Perception Unchained

Source PFU

About This Section Optionally, a character who reaches 5, 10, 15, or 20 ranks in a skill unlocks various bonuses and abilities unique to that skill. The unchained rogue uses these rules extensively, but others can gain access to them with a new feat.

In this system, characters unlock additional abilities when they attain 5, 10, 15, and 20 ranks in a skill. The skill unlocks system interfaces with the unchained rogue to make the rogue the true master of skills.

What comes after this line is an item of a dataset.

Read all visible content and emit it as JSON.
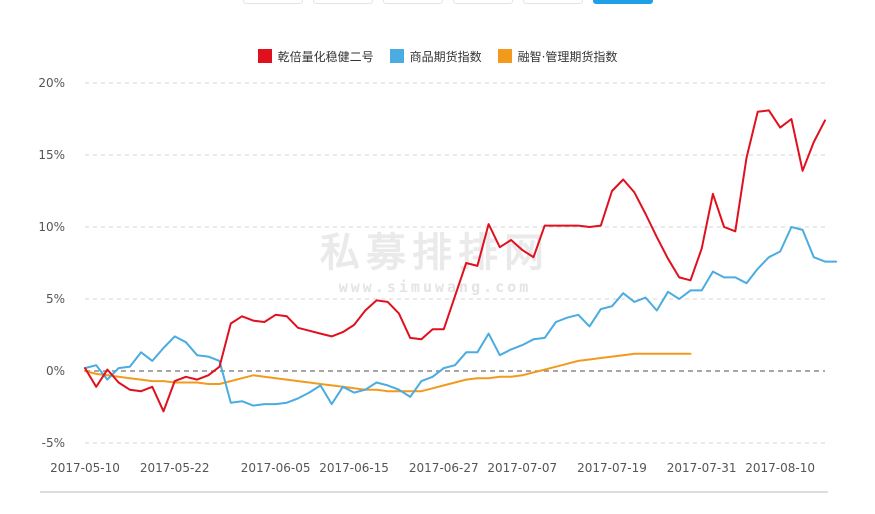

Skill unlocks give characters new abilities and ways to use their skills upon reaching 5, 10, 15, and 20 ranks in a skill. Any character with the Signature Skill feat can earn skill unlocks for a single skill, and they are a prime feature of the revised version of the rogue who uses her rogue’s edge ability to gain skill unlocks for several of her most iconic skills. Alternatively, you might make skill unlocks a universal part of the game, but you should be aware they add significant power and flexibility to skills, so giving them for free to all classes would grant power boosts to other highly skilled classes such as the investigator and bard, particularly in comparison to the rogue. Another alternative is to eliminate access to the Signature Skill feat, limiting skill unlocks to rogues and rogues alone.

With sufficient ranks in Perception, you earn the following.

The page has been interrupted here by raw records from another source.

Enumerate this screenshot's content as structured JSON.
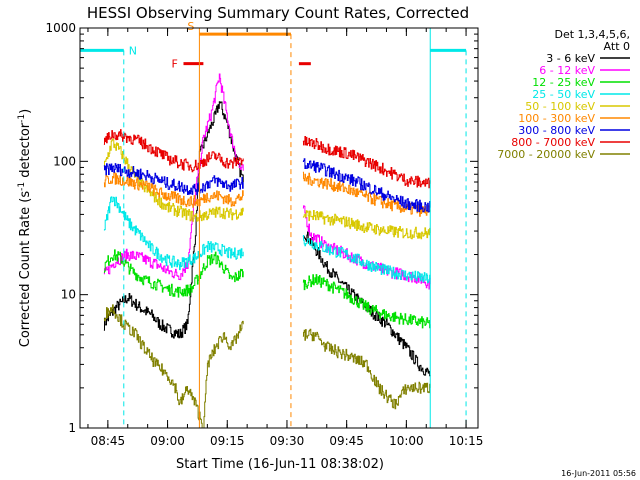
{
  "chart_data": {
    "type": "line",
    "title": "HESSI Observing Summary Count Rates, Corrected",
    "xlabel": "Start Time (16-Jun-11 08:38:02)",
    "ylabel_main": "Corrected Count Rate (s",
    "ylabel_exp1": "-1",
    "ylabel_mid": " detector",
    "ylabel_exp2": "-1",
    "ylabel_end": ")",
    "yscale": "log",
    "ylim": [
      1,
      1000
    ],
    "xlim": [
      "08:38",
      "10:18"
    ],
    "x_ticks": [
      "08:45",
      "09:00",
      "09:15",
      "09:30",
      "09:45",
      "10:00",
      "10:15"
    ],
    "y_ticks": [
      "1",
      "10",
      "100",
      "1000"
    ],
    "detectors_label": "Det 1,3,4,5,6,",
    "attenuator_label": "Att 0",
    "legend": [
      {
        "label": "3 - 6 keV",
        "color": "#000000"
      },
      {
        "label": "6 - 12 keV",
        "color": "#ff00ff"
      },
      {
        "label": "12 - 25 keV",
        "color": "#00e000"
      },
      {
        "label": "25 - 50 keV",
        "color": "#00e8e8"
      },
      {
        "label": "50 - 100 keV",
        "color": "#d8c800"
      },
      {
        "label": "100 - 300 keV",
        "color": "#ff8800"
      },
      {
        "label": "300 - 800 keV",
        "color": "#0000e0"
      },
      {
        "label": "800 - 7000 keV",
        "color": "#e80000"
      },
      {
        "label": "7000 - 20000 keV",
        "color": "#808000"
      }
    ],
    "series": [
      {
        "name": "3 - 6 keV",
        "color": "#000000",
        "segments": [
          [
            [
              "08:44",
              6
            ],
            [
              "08:47",
              8
            ],
            [
              "08:50",
              9.5
            ],
            [
              "08:53",
              8
            ],
            [
              "08:56",
              7
            ],
            [
              "08:58",
              6
            ],
            [
              "09:00",
              5.5
            ],
            [
              "09:03",
              5
            ],
            [
              "09:05",
              6
            ],
            [
              "09:07",
              30
            ],
            [
              "09:08",
              110
            ],
            [
              "09:10",
              160
            ],
            [
              "09:12",
              220
            ],
            [
              "09:13",
              280
            ],
            [
              "09:15",
              190
            ],
            [
              "09:17",
              110
            ],
            [
              "09:19",
              70
            ]
          ],
          [
            [
              "09:34",
              30
            ],
            [
              "09:36",
              25
            ],
            [
              "09:40",
              16
            ],
            [
              "09:45",
              11
            ],
            [
              "09:50",
              8
            ],
            [
              "09:55",
              6
            ],
            [
              "10:00",
              4
            ],
            [
              "10:03",
              3
            ],
            [
              "10:06",
              2.5
            ]
          ]
        ]
      },
      {
        "name": "6 - 12 keV",
        "color": "#ff00ff",
        "segments": [
          [
            [
              "08:44",
              14
            ],
            [
              "08:47",
              18
            ],
            [
              "08:50",
              20
            ],
            [
              "08:53",
              19
            ],
            [
              "08:57",
              17
            ],
            [
              "09:00",
              15
            ],
            [
              "09:03",
              14
            ],
            [
              "09:05",
              17
            ],
            [
              "09:07",
              60
            ],
            [
              "09:09",
              150
            ],
            [
              "09:11",
              230
            ],
            [
              "09:13",
              440
            ],
            [
              "09:14",
              300
            ],
            [
              "09:16",
              150
            ],
            [
              "09:18",
              90
            ],
            [
              "09:19",
              85
            ]
          ],
          [
            [
              "09:34",
              45
            ],
            [
              "09:36",
              28
            ],
            [
              "09:40",
              23
            ],
            [
              "09:45",
              20
            ],
            [
              "09:50",
              17
            ],
            [
              "09:55",
              15
            ],
            [
              "10:00",
              14
            ],
            [
              "10:04",
              13
            ],
            [
              "10:06",
              12
            ]
          ]
        ]
      },
      {
        "name": "12 - 25 keV",
        "color": "#00e000",
        "segments": [
          [
            [
              "08:44",
              16
            ],
            [
              "08:46",
              20
            ],
            [
              "08:48",
              19
            ],
            [
              "08:51",
              15
            ],
            [
              "08:54",
              13
            ],
            [
              "08:57",
              12
            ],
            [
              "09:00",
              11
            ],
            [
              "09:03",
              10.5
            ],
            [
              "09:06",
              11
            ],
            [
              "09:08",
              14
            ],
            [
              "09:10",
              18
            ],
            [
              "09:12",
              19
            ],
            [
              "09:14",
              16
            ],
            [
              "09:16",
              13
            ],
            [
              "09:18",
              14
            ],
            [
              "09:19",
              15
            ]
          ],
          [
            [
              "09:34",
              12
            ],
            [
              "09:37",
              13
            ],
            [
              "09:40",
              12
            ],
            [
              "09:45",
              10
            ],
            [
              "09:50",
              8
            ],
            [
              "09:55",
              7
            ],
            [
              "10:00",
              6.5
            ],
            [
              "10:06",
              6
            ]
          ]
        ]
      },
      {
        "name": "25 - 50 keV",
        "color": "#00e8e8",
        "segments": [
          [
            [
              "08:44",
              30
            ],
            [
              "08:46",
              55
            ],
            [
              "08:48",
              45
            ],
            [
              "08:50",
              35
            ],
            [
              "08:53",
              28
            ],
            [
              "08:56",
              22
            ],
            [
              "09:00",
              18
            ],
            [
              "09:03",
              17
            ],
            [
              "09:05",
              18
            ],
            [
              "09:07",
              19
            ],
            [
              "09:10",
              23
            ],
            [
              "09:13",
              22
            ],
            [
              "09:16",
              20
            ],
            [
              "09:19",
              21
            ]
          ],
          [
            [
              "09:34",
              26
            ],
            [
              "09:37",
              24
            ],
            [
              "09:40",
              22
            ],
            [
              "09:45",
              20
            ],
            [
              "09:50",
              17
            ],
            [
              "09:55",
              15
            ],
            [
              "10:00",
              14
            ],
            [
              "10:06",
              13
            ]
          ]
        ]
      },
      {
        "name": "50 - 100 keV",
        "color": "#d8c800",
        "segments": [
          [
            [
              "08:44",
              90
            ],
            [
              "08:46",
              140
            ],
            [
              "08:48",
              120
            ],
            [
              "08:50",
              95
            ],
            [
              "08:52",
              75
            ],
            [
              "08:55",
              60
            ],
            [
              "08:58",
              50
            ],
            [
              "09:00",
              45
            ],
            [
              "09:03",
              42
            ],
            [
              "09:05",
              40
            ],
            [
              "09:07",
              38
            ],
            [
              "09:10",
              40
            ],
            [
              "09:13",
              42
            ],
            [
              "09:16",
              40
            ],
            [
              "09:19",
              42
            ]
          ],
          [
            [
              "09:34",
              40
            ],
            [
              "09:37",
              39
            ],
            [
              "09:40",
              37
            ],
            [
              "09:45",
              35
            ],
            [
              "09:50",
              32
            ],
            [
              "09:55",
              30
            ],
            [
              "10:00",
              29
            ],
            [
              "10:06",
              29
            ]
          ]
        ]
      },
      {
        "name": "100 - 300 keV",
        "color": "#ff8800",
        "segments": [
          [
            [
              "08:44",
              70
            ],
            [
              "08:46",
              75
            ],
            [
              "08:49",
              72
            ],
            [
              "08:52",
              68
            ],
            [
              "08:55",
              65
            ],
            [
              "08:58",
              58
            ],
            [
              "09:00",
              55
            ],
            [
              "09:03",
              52
            ],
            [
              "09:05",
              50
            ],
            [
              "09:08",
              50
            ],
            [
              "09:10",
              55
            ],
            [
              "09:13",
              55
            ],
            [
              "09:16",
              50
            ],
            [
              "09:19",
              55
            ]
          ],
          [
            [
              "09:34",
              75
            ],
            [
              "09:37",
              72
            ],
            [
              "09:40",
              68
            ],
            [
              "09:45",
              62
            ],
            [
              "09:50",
              54
            ],
            [
              "09:55",
              48
            ],
            [
              "10:00",
              44
            ],
            [
              "10:06",
              42
            ]
          ]
        ]
      },
      {
        "name": "300 - 800 keV",
        "color": "#0000e0",
        "segments": [
          [
            [
              "08:44",
              85
            ],
            [
              "08:46",
              90
            ],
            [
              "08:49",
              85
            ],
            [
              "08:52",
              82
            ],
            [
              "08:55",
              78
            ],
            [
              "08:58",
              72
            ],
            [
              "09:00",
              68
            ],
            [
              "09:03",
              65
            ],
            [
              "09:05",
              62
            ],
            [
              "09:08",
              62
            ],
            [
              "09:10",
              68
            ],
            [
              "09:12",
              72
            ],
            [
              "09:14",
              68
            ],
            [
              "09:16",
              65
            ],
            [
              "09:19",
              70
            ]
          ],
          [
            [
              "09:34",
              95
            ],
            [
              "09:37",
              92
            ],
            [
              "09:40",
              85
            ],
            [
              "09:45",
              75
            ],
            [
              "09:50",
              65
            ],
            [
              "09:55",
              55
            ],
            [
              "10:00",
              48
            ],
            [
              "10:06",
              45
            ]
          ]
        ]
      },
      {
        "name": "800 - 7000 keV",
        "color": "#e80000",
        "segments": [
          [
            [
              "08:44",
              140
            ],
            [
              "08:46",
              160
            ],
            [
              "08:49",
              155
            ],
            [
              "08:52",
              145
            ],
            [
              "08:55",
              130
            ],
            [
              "08:58",
              115
            ],
            [
              "09:00",
              105
            ],
            [
              "09:02",
              100
            ],
            [
              "09:04",
              95
            ],
            [
              "09:06",
              92
            ],
            [
              "09:08",
              95
            ],
            [
              "09:10",
              105
            ],
            [
              "09:12",
              110
            ],
            [
              "09:14",
              100
            ],
            [
              "09:16",
              95
            ],
            [
              "09:19",
              105
            ]
          ],
          [
            [
              "09:34",
              140
            ],
            [
              "09:37",
              135
            ],
            [
              "09:40",
              125
            ],
            [
              "09:45",
              115
            ],
            [
              "09:50",
              100
            ],
            [
              "09:55",
              85
            ],
            [
              "10:00",
              72
            ],
            [
              "10:06",
              68
            ]
          ]
        ]
      },
      {
        "name": "7000 - 20000 keV",
        "color": "#808000",
        "segments": [
          [
            [
              "08:44",
              7
            ],
            [
              "08:46",
              8
            ],
            [
              "08:49",
              6
            ],
            [
              "08:52",
              5
            ],
            [
              "08:54",
              4
            ],
            [
              "08:57",
              3
            ],
            [
              "09:00",
              2.5
            ],
            [
              "09:02",
              2
            ],
            [
              "09:03",
              1.5
            ],
            [
              "09:05",
              2
            ],
            [
              "09:07",
              1.5
            ],
            [
              "09:09",
              1
            ],
            [
              "09:10",
              3
            ],
            [
              "09:12",
              4
            ],
            [
              "09:14",
              5
            ],
            [
              "09:16",
              4
            ],
            [
              "09:19",
              6
            ]
          ],
          [
            [
              "09:34",
              5
            ],
            [
              "09:37",
              5
            ],
            [
              "09:40",
              4
            ],
            [
              "09:45",
              3.5
            ],
            [
              "09:50",
              3
            ],
            [
              "09:53",
              2
            ],
            [
              "09:57",
              1.5
            ],
            [
              "10:00",
              2
            ],
            [
              "10:04",
              2
            ],
            [
              "10:06",
              2
            ]
          ]
        ]
      }
    ],
    "gaps": [
      [
        "09:19",
        "09:34"
      ],
      [
        "10:06",
        "10:15"
      ]
    ],
    "bars": [
      {
        "label": "N",
        "color": "#00e8e8",
        "from": "08:38",
        "to": "08:49",
        "level": 680,
        "dashed_at": "08:49"
      },
      {
        "label": "",
        "color": "#00e8e8",
        "from": "10:06",
        "to": "10:15",
        "level": 680,
        "dashed_at": "10:15"
      },
      {
        "label": "S",
        "color": "#ff8800",
        "from": "09:08",
        "to": "09:31",
        "level": 900,
        "dashed_at": "09:31"
      },
      {
        "label": "F",
        "color": "#e80000",
        "from": "09:04",
        "to": "09:09",
        "level": 540
      },
      {
        "label": "",
        "color": "#e80000",
        "from": "09:33",
        "to": "09:36",
        "level": 540
      }
    ]
  },
  "timestamp": "16-Jun-2011 05:56"
}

5 Ranks: You remain alert to sounds even in your sleep, and the normal DC increase to Perception checks when you are sleeping is halved. The distance modifier on the DC of Perception checks you attempt is reduced to +1 per 20 feet.

10 Ranks: The distance modifier on the DC of Perception checks you attempt is reduced to +1 per 30 feet. In addition, you gain a +5 bonus on Perception checks to notice or locate an invisible creature or object.

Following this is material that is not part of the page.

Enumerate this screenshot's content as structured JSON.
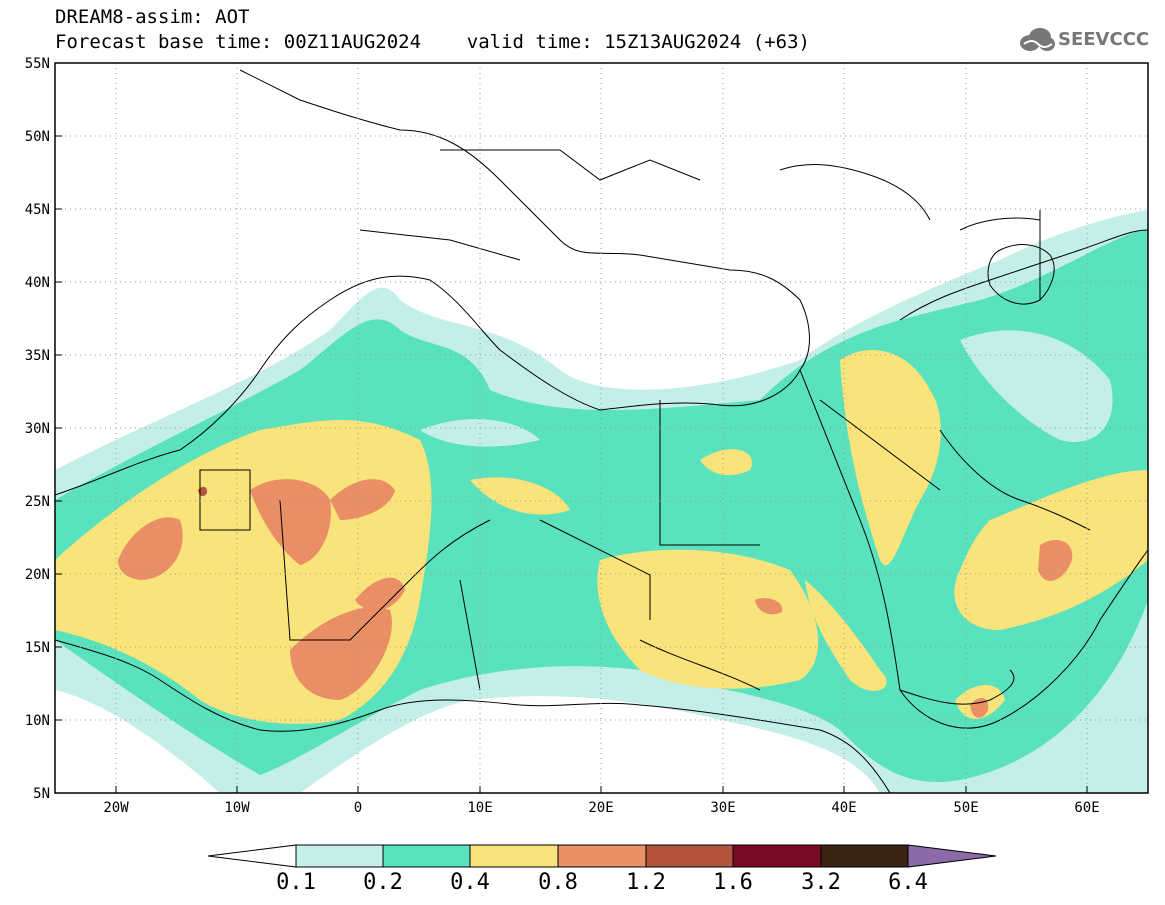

15 Ranks: You remain alert to sounds even in your sleep, and the normal DC increase to Perception checks when you are sleeping doesn’t apply to you. The distance modifier on the DC of your Perception checks is reduced to +1 per 40 feet.

20 Ranks: You gain a +10 bonus on Perception checks to notice invisible creatures or objects. The distance modifier on the DC of Perception checks you attempt is reduced to +1 per 60 feet.

FYI…

[Source]

The trap spotter rogue talent is a good way to gain an auto-spot ability for traps in the game. Normally, you don’t automatically spot traps like this. A player has to specifically state that they’re looking for traps.

Get Organized!

[Source]

The following information is not official in terms of general campaign usage. It is copied from the Pathfinder Society Organized Play FAQ section of the Paizo website because we thought it might be helpful information for a player or GM in adjudicating common problems or questions. Usage is up to the GM of your game.

What does a deaf PC (or other creature) need to do in order to read lips?

Any PC may learn to read lips with a rank in Linguistics as if they had learned a new language. When reading the lips of a speaking creature within 10 feet in normal lighting conditions, the reader need not make any skill checks. In situations of dim lighting, extreme distances, or to read the lips of someone trying to hide their words from the reader, the reader must make Perception checks (DC determined by the GM based on the situation). A lip reader may only understand spoken words in a language it knows.

Unofficial Extras!

The following rules ideas are from publishers other than Paizo. Use at your discretion!

Below are several additional ways to use Perception.

Listen Underwater: The DC to hear a sound at a distance underwater increases more slowly than it does in air because sound travels better underwater, although water conditions can make the rate change from place to place and time to time. Typically, however, the DC is increased by +1/50 feet.

Listen Through Soil: The DC to hear a sound when both the listener and the source of the sound are in direct contact with the earth increases much more slowly with distance than it does in air. The DC is increased by only +1/400 feet.

Pinpoint Sound: If you exceed the Perception DC to hear a sound by 20, you pinpoint the source of the sound, learning the exact space the sound came from.

If you cannot see the sound’s source, it still has total concealment against your attacks.